The Rollies juga tercatat sering manggung bareng bersama grup asal Singapura yang kebetulan mengusung unsur brass section yaitu kelompok "Fly Baits" dan "Black Fire Prophecy". Beberapa promotor pertunjukan musik pun mulai memberikan kepercayaan pada The Rollies untuk menjadi grup pembuka kelompok mancanegara seperti Bee Gees di Stadion Utama Senayan pada tanggal 2 April 1972 maupun "Shocking Blue" di Taman Ria Monumen Nasional Jakarta pada 23 Juli tahun 1972. Tak hanya itu, The Rollies pun mencoba melakukan eksperimen bermusik seperti yang diperlihatkan pada konser akbar "SUMMER '28" (akronim dari Suasana Meriah Menjelang Kemerdekaan ke-28) yang berlangsung di Ragunan, Pasar Minggu, Jakarta, pada 16 Agustus tahun 1973, yaitu dengan menyandingkan perangkat gamelan Sunda dengan perangkat musik elektrik. Kemudian mereka mencoba membawakan lagu karya Sambas "Manuk Dadali" sebagai objek eksperimen The Rollies. Ketenaran The Rollies mulai runtuh. Tiga di antara personelnya terlibat penggunaan psikotropika. Kemudian Deddy Stanzah memilih mundur dari The Rollies dan Iwan Krisnawan meninggal dunia pada tahun 1974. Posisi vokalis hanya tinggal Gito sendiri. Namun, The Rollies yang sedang banyak mengalami cobaan akhirnya bisa memulihkan diri. Direkrutlah Oetje F Tekol (bass) dan Jimmie Manoppo (drum) yang menjadikan The Rollies seolah memiliki energi baru. The Rollies kembali merilis album baru di tahun 1976 di bawah label rekaman Hidayat Audio Bandung. Uniknya album itu berbentuk live yang diambil dari rekaman pertunjukan The Rollies saat manggung di Taman Ismail Marzuki pada 2 dan 3 Oktober tahun 1976. Album ini bisa dianggap sebagai album live pertama dari sebuah grup rock di Indonesia.

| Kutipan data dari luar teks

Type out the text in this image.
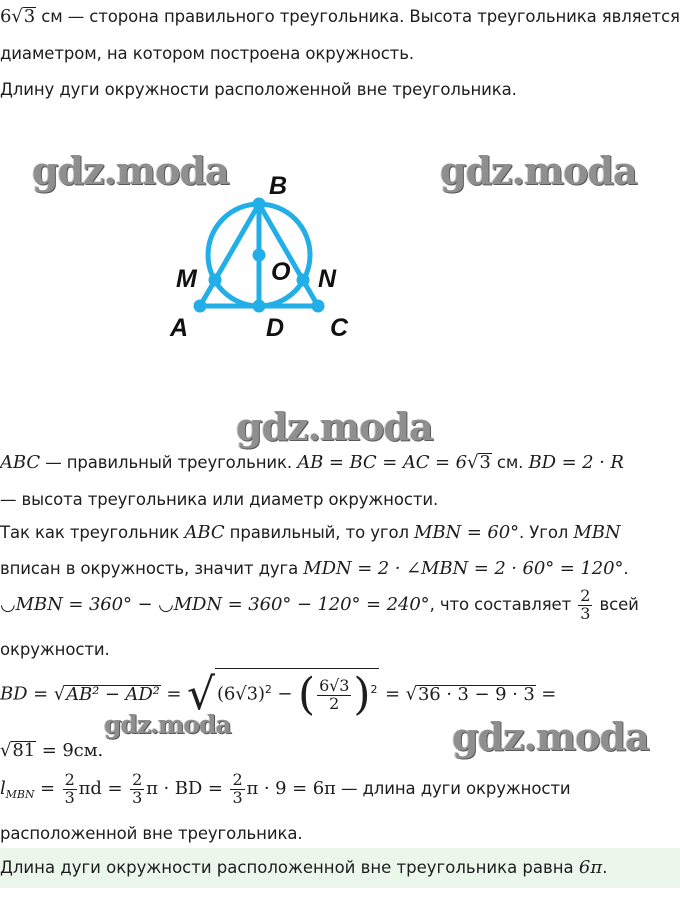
6√3 см — сторона правильного треугольника. Высота треугольника является
диаметром, на котором построена окружность.
Длину дуги окружности расположенной вне треугольника.
gdz.moda	gdz.moda
gdz.moda
gdz.moda	gdz.moda
B
O
M	N
A	D C
ABC — правильный треугольник. AB = BC = AC = 6√3 см. BD = 2 · R
— высота треугольника или диаметр окружности.
Так как треугольник ABC правильный, то угол MBN = 60°. Угол MBN
вписан в окружность, значит дуга MDN = 2 · ∠MBN = 2 · 60° = 120°.
◡MBN = 360° − ◡MDN = 360° − 120° = 240°, что составляет $\frac{2}{3}$ всей
окружности.
BD = √AB² − AD² = √ $(6√3)^2$ − ( $\frac{6√3}{2} )^2 = √36 \cdot 3 - 9 \cdot 3$ =
√81 = 9см.
$l_{MBN} = \frac{2}{3}$ $\pi d = \frac{2}{3}$ π · BD = $\frac{2}{3}$ π · 9 = 6π — длина дуги окружности
расположенной вне треугольника.
Длина дуги окружности расположенной вне треугольника равна 6π.
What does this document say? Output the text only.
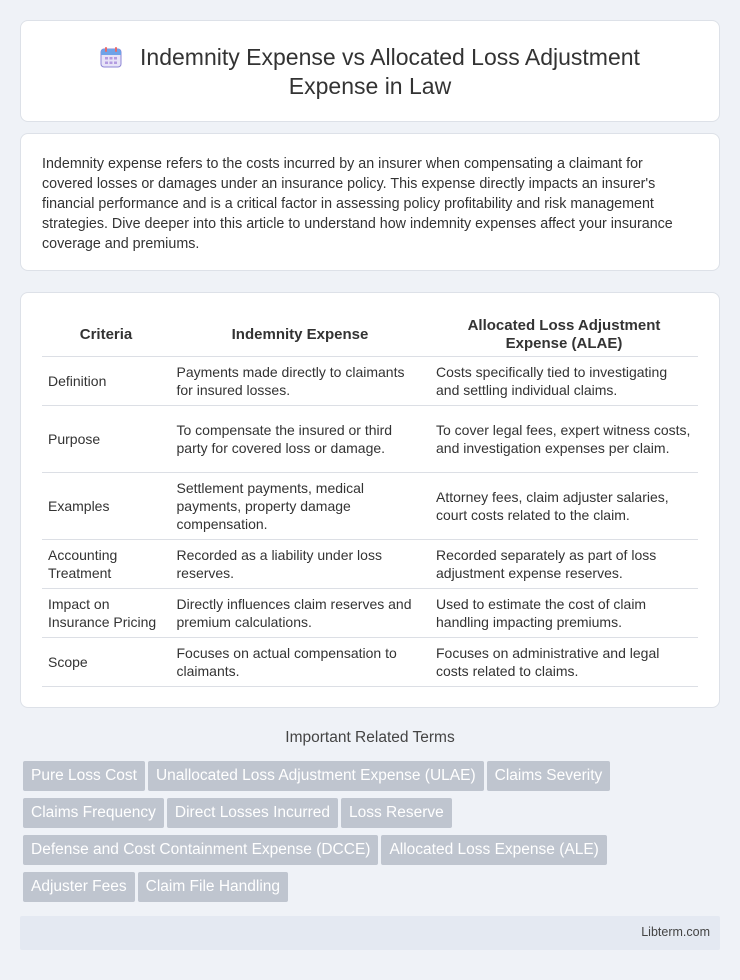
Indemnity Expense vs Allocated Loss Adjustment
Expense in Law

Indemnity expense refers to the costs incurred by an insurer when compensating a claimant for covered losses or damages under an insurance policy. This expense directly impacts an insurer's financial performance and is a critical factor in assessing policy profitability and risk management strategies. Dive deeper into this article to understand how indemnity expenses affect your insurance coverage and premiums.

Criteria	Indemnity Expense	Allocated Loss Adjustment Expense (ALAE)
Definition	Payments made directly to claimants for insured losses.	Costs specifically tied to investigating and settling individual claims.
Purpose	To compensate the insured or third party for covered loss or damage.	To cover legal fees, expert witness costs, and investigation expenses per claim.
Examples	Settlement payments, medical payments, property damage compensation.	Attorney fees, claim adjuster salaries, court costs related to the claim.
Accounting Treatment	Recorded as a liability under loss reserves.	Recorded separately as part of loss adjustment expense reserves.
Impact on Insurance Pricing	Directly influences claim reserves and premium calculations.	Used to estimate the cost of claim handling impacting premiums.
Scope	Focuses on actual compensation to claimants.	Focuses on administrative and legal costs related to claims.
Important Related Terms
Pure Loss Cost Unallocated Loss Adjustment Expense (ULAE) Claims Severity
Claims Frequency Direct Losses Incurred Loss Reserve
Defense and Cost Containment Expense (DCCE) Allocated Loss Expense (ALE)
Adjuster Fees Claim File Handling
Libterm.com
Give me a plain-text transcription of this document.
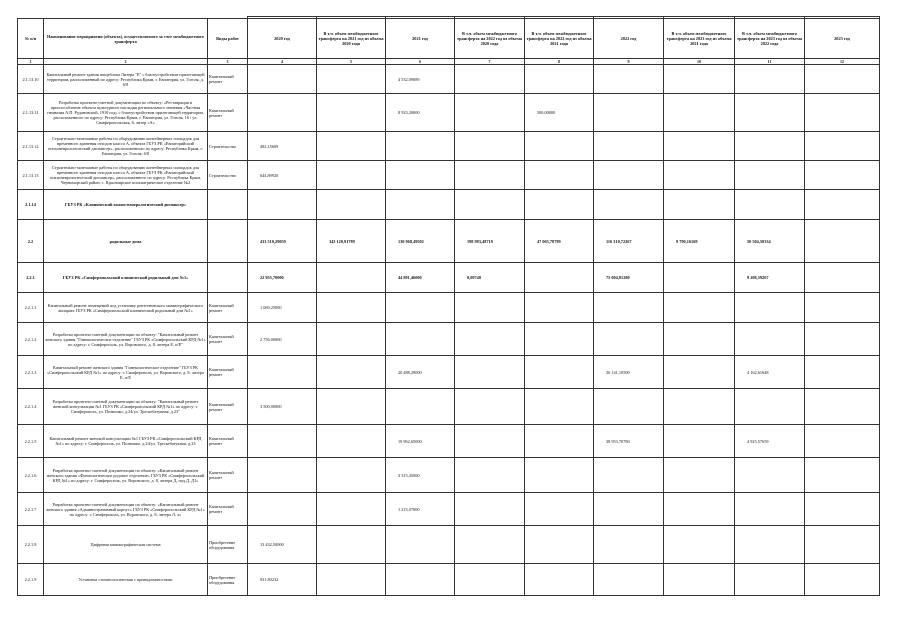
№ п/п	Наименование мероприятия (объекта), осуществляемого за счет межбюджетного трансферта	Виды работ	2020 год	В т.ч. объем межбюджетного трансферта на 2021 год из объема 2020 года	2021 год	В т.ч. объем межбюджетного трансферта на 2022 год из объема 2020 года	В т.ч. объем межбюджетного трансферта на 2022 год из объема 2021 года	2022 год	В т.ч. объем межбюджетного трансферта на 2023 год из объема 2021 года	В т.ч. объем межбюджетного трансферта на 2023 год из объема 2022 года	2023 год
1	2	3	4	5	6	7	8	9	10	11	12
2.1.13.10	Капитальный ремонт здания пищеблока Литера "Е" с благоустройством прилегающей территории, расположенный по адресу: Республика Крым, г. Евпатория, ул. Гоголя, д. 6/8	Капитальный ремонт			4 532,09089						
2.1.13.11	Разработка проектно-сметной документации по объекту: «Реставрация и приспособление объекта культурного наследия регионального значения «Частная гимназия А.П. Рудановской, 1910 год» с благоустройством прилегающей территории, расположенного по адресу: Республика Крым, г. Евпатория, ул. Гоголя, 16 / ул. Симферопольская, 6, литер «А»	Капитальный ремонт			8 923,20000		500,00000				
2.1.13.12	Строительно-монтажные работы по оборудованию контейнерных площадок для временного хранения отходов класса А, объекта ГБУЗ РК «Евпаторийский психоневрологический диспансер», расположенного по адресу: Республика Крым, г. Евпатория, ул. Гоголя, 6/8	Строительство	492,15609								
2.1.13.13	Строительно-монтажные работы по оборудованию контейнерных площадок для временного хранения отходов класса А, объекта ГБУЗ РК «Евпаторийский психоневрологический диспансер», расположенного по адресу: Республика Крым, Черноморский район, с. Красноярское психиатрическое отделение №2	Строительство	644,89920								
2.1.14	ГБУЗ РК «Клинический кожно-венерологический диспансер»										
2.2	родильные дома		433 510,29059	343 120,91789	130 968,49502	198 983,48718	47 065,78799	116 310,72267	9 790,16169	50 504,50334	
2.2.1	ГБУЗ РК «Симферопольский клинический родильный дом №1»		22 955,70000		44 891,46000	8,00748		75 094,81280		9 208,59267	
2.2.1.1	Капитальный ремонт помещений под установку рентгеновского маммографического аппарата ГБУЗ РК «Симферопольский клинический родильный дом №1»	Капитальный ремонт	1 069,25000								
2.2.1.2	Разработка проектно-сметной документации по объекту: "Капитальный ремонт женского здания "Гинекологическое отделение" ГБУЗ РК «Симферопольский КРД №1» по адресу: г. Симферополь, ул. Воровского, д. 8, литера Е, п/Е"	Капитальный ремонт	2 756,00000								
2.2.1.3	Капитальный ремонт женского здания "Гинекологическое отделение" ГБУЗ РК «Симферопольский КРД №1» по адресу: г. Симферополь, ул. Воровского, д. 8, литера Е, п/Е	Капитальный ремонт			20 488,29000			36 141,10500		4 162,61648	
2.2.1.4	Разработка проектно-сметной документации по объекту: "Капитальный ремонт женской консультации №1 ГБУЗ РК «Симферопольский КРД №1» по адресу: г. Симферополь, ул. Полюшко, д.24/ул. Трескебатукная, д.23"	Капитальный ремонт	3 500,00000								
2.2.1.5	Капитальный ремонт женской консультации №1 ГБУЗ РК «Симферопольский КРД №1» по адресу: г. Симферополь, ул. Полюшко, д.24/ул. Трескебатукная, д.23	Капитальный ремонт			19 962,65000			38 953,70780		4 925,57659	
2.2.1.6	Разработка проектно-сметной документации по объекту: «Капитальный ремонт женского здания «Физиологическое родовое отделение» ГБУЗ РК «Симферопольский КРД №1» по адресу: г. Симферополь, ул. Воровского, д. 8, литера Д, под.Д, Д1»	Капитальный ремонт			3 315,45000						
2.2.1.7	Разработка проектно-сметной документации по объекту: «Капитальный ремонт женского здания «Административный корпус» ГБУЗ РК «Симферопольский КРД №1» по адресу: г. Симферополь, ул. Воровского, д. 8, литера Л, л»	Капитальный ремонт			1 215,07000						
2.2.1.8	Цифровая маммографическая система	Приобретение оборудования	13 432,50000								
2.2.1.9	Установка стоматологическая с принадлежностями	Приобретение оборудования	931,80232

Setelah itu The Rollies merilis album Tiada Kusangka yang merupakan repackage atas lagu-lagu yang pernah mereka bawakan di album-album ketika Deddy Stanzah dan Iwan Krisnawan masih bergabung dalam The Rollies. Selanjutnya di era 1977-1979, The Rollies mendapat kontrak rekaman dari Musica Studio's. Ini bisa dianggap sukses kedua dalam perjalanan karier grup ini. Karena di era inilah The Rollies banyak menghasilkan hits seperti Sinar Yang Hilang (Wandi Kuswandi), Dansa Yok Dansa, dan Bimbi (Titiek Puspa), Hari Hari dan Kemarau (Oetje F Tekol), hingga Kau yang Kusayang (Antonius). Di era ini di samping menggunakan nama New Rollies, Delly dan kawan-kawan mulai membuka diri dengan menyanyikan lagu-lagu karya komposer di luar The Rollies, misalnya A. Riyanto, Titiek Puspa, Johannes Purba, Antonius. Setelah The Rollies merilis album Keadilan (1977) Benny Likumahuwa mengundurkan diri dan lebih banyak berkutat di musik jazz. Posisinya lalu digantikan oleh Wawan Tagalos. Tengku Zulfian Iskandar Madian juga mengundurkan diri setelah merilis album Dansa Yok Dansa (1977), posisinya kemudian digantikan Pomo dari The Pro's.Pada tahun 1979 The Rollies memperoleh penghargaan Kalpataru dari Menteri Lingkungan Hidup, Emil Salim, karena lagu Kemarau. Lagu yang dikarang oleh Oetje F Tekol, dianggap memuat misi dan pesan mengenai lingkungan hidup.